Tuesday, October 18, 2011

Myths Are Simple

Robert Reich lists 7 myths of economics. None of them are actual myths. Actually, he's worse than that: he calls them lies. Basically the same as a myth but without the quaintness that comes with gods having sex with animals.

If you're calling something a myth (or a lie), you're saying "this is completely wrong and people who know what they're talking about know this is wrong." There should be a lot of wide-spread agreement that the proposed myth is wrong.

For example, all toxicologists agree that it's the dose--not the substance--which makes the poison. Tiny amounts of radiation won't hurt you at all. But drink too much water and you'll stomach will explode. Too much salt is bad for you, but you need a little salt to keep your body functioning.

Actual myths are simple, so simple they completely miss basic lessons of whatever disciple they pertain to. There's a mountain of evidence demonstrating why these myths are wrong. Anyone familiar with how the discipline works knows about the evidence.

Let's look at each of his proposed myths:

1. Tax cuts for the rich trickle down to everyone else. He points to how the median wage is flat over Reagan and dropped since W. Bush. Setting aside the fact that Reagan raised a lot of taxes, simply comparing median incomes doesn't account for income mobility. If you're getting wealthier as new people enter the labor market (young people, immigrants), median income might fall. (See here, unfortunately also claiming to be dispelling myths.)

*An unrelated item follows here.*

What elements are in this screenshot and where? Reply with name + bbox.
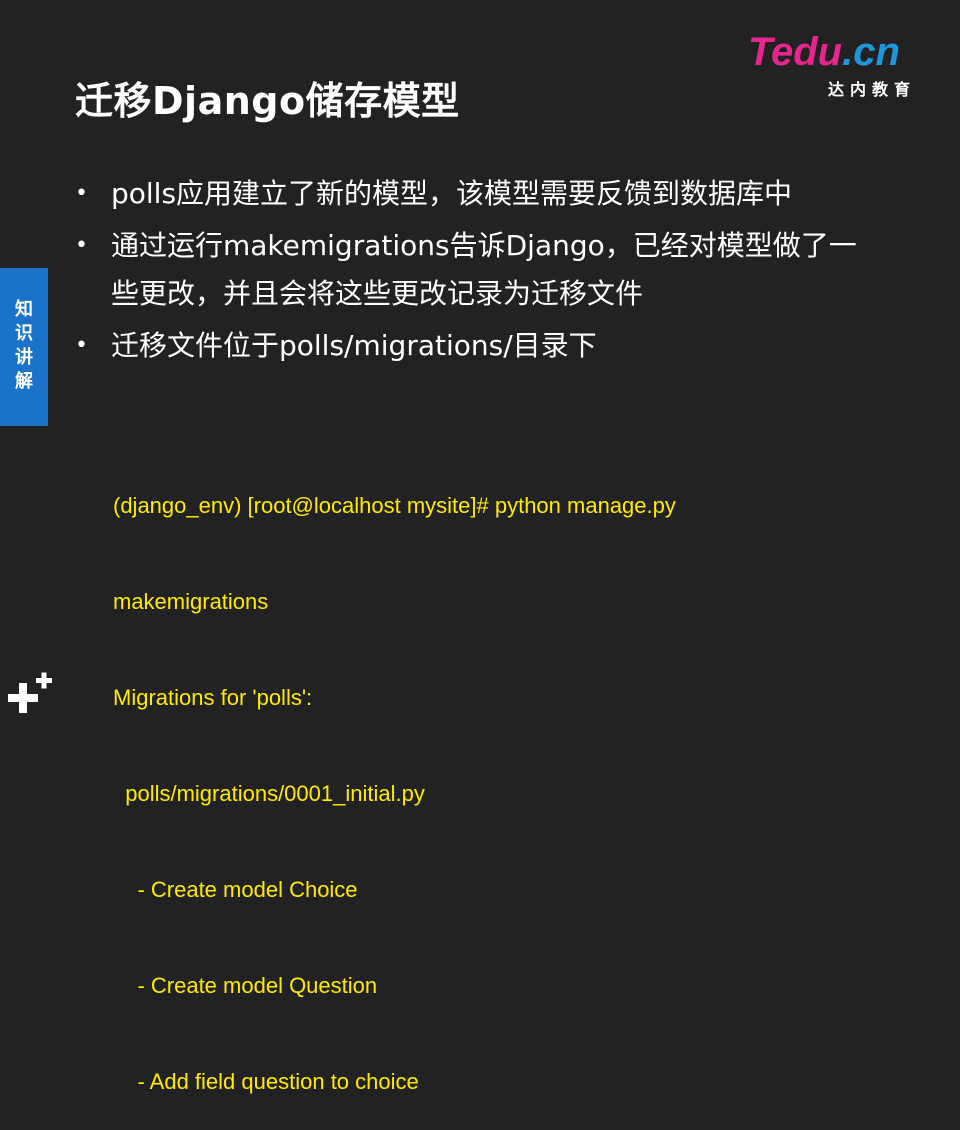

2. Higher taxes on the rich would hurt the economy and slow job growth. Reich points to historical evidence of high tax rates and high growth but this is sloppy. The question is not is it possible to have high taxes with high growth but will higher taxes reduce growth? Unless Reich wants to overturn the law of supply, the answer, at least on the margin, has to be "yes."

3. Shrinking government generates more jobs. Reich points out that government is an employer. And if the goal was jobs, that would be fine. But for economists, the goal isn't jobs; the goal is efficiency. And due to knowledge and incentive problems, more government generally means less efficiency.

4. Cutting the budget deficit now is more important than boosting the economy. I am sympathetic to this view. If we were at full employment, our budget problems would probably be solved. Not only would expenses go down, revenues would increase. It is not clear how we get to boosting the economy, however, but, in general, cutting government at least makes us more efficient.

5. Medicare and Medicaid are the major drivers of budget deficits. Reich blames rising health care costs, which supports the "lie" rather than contradicts it.

6. Social Security is a Ponzi scheme. Yeah, I wouldn't call it a Ponzi scheme, as those are inherently unsustainable, but it's certainly close to it due to demographics. And if it wasn't it's still quite wasteful due to perverse incentives and the opportunity cost of investment.

7. It’s unfair that lower-income Americans don’t pay income tax. I agree with Riech here, especially given the regressive taxes (tolls, fines, sales taxes, fees, etc). But "fairness" is a normative point. How can that be a lie? Normative is about opinion!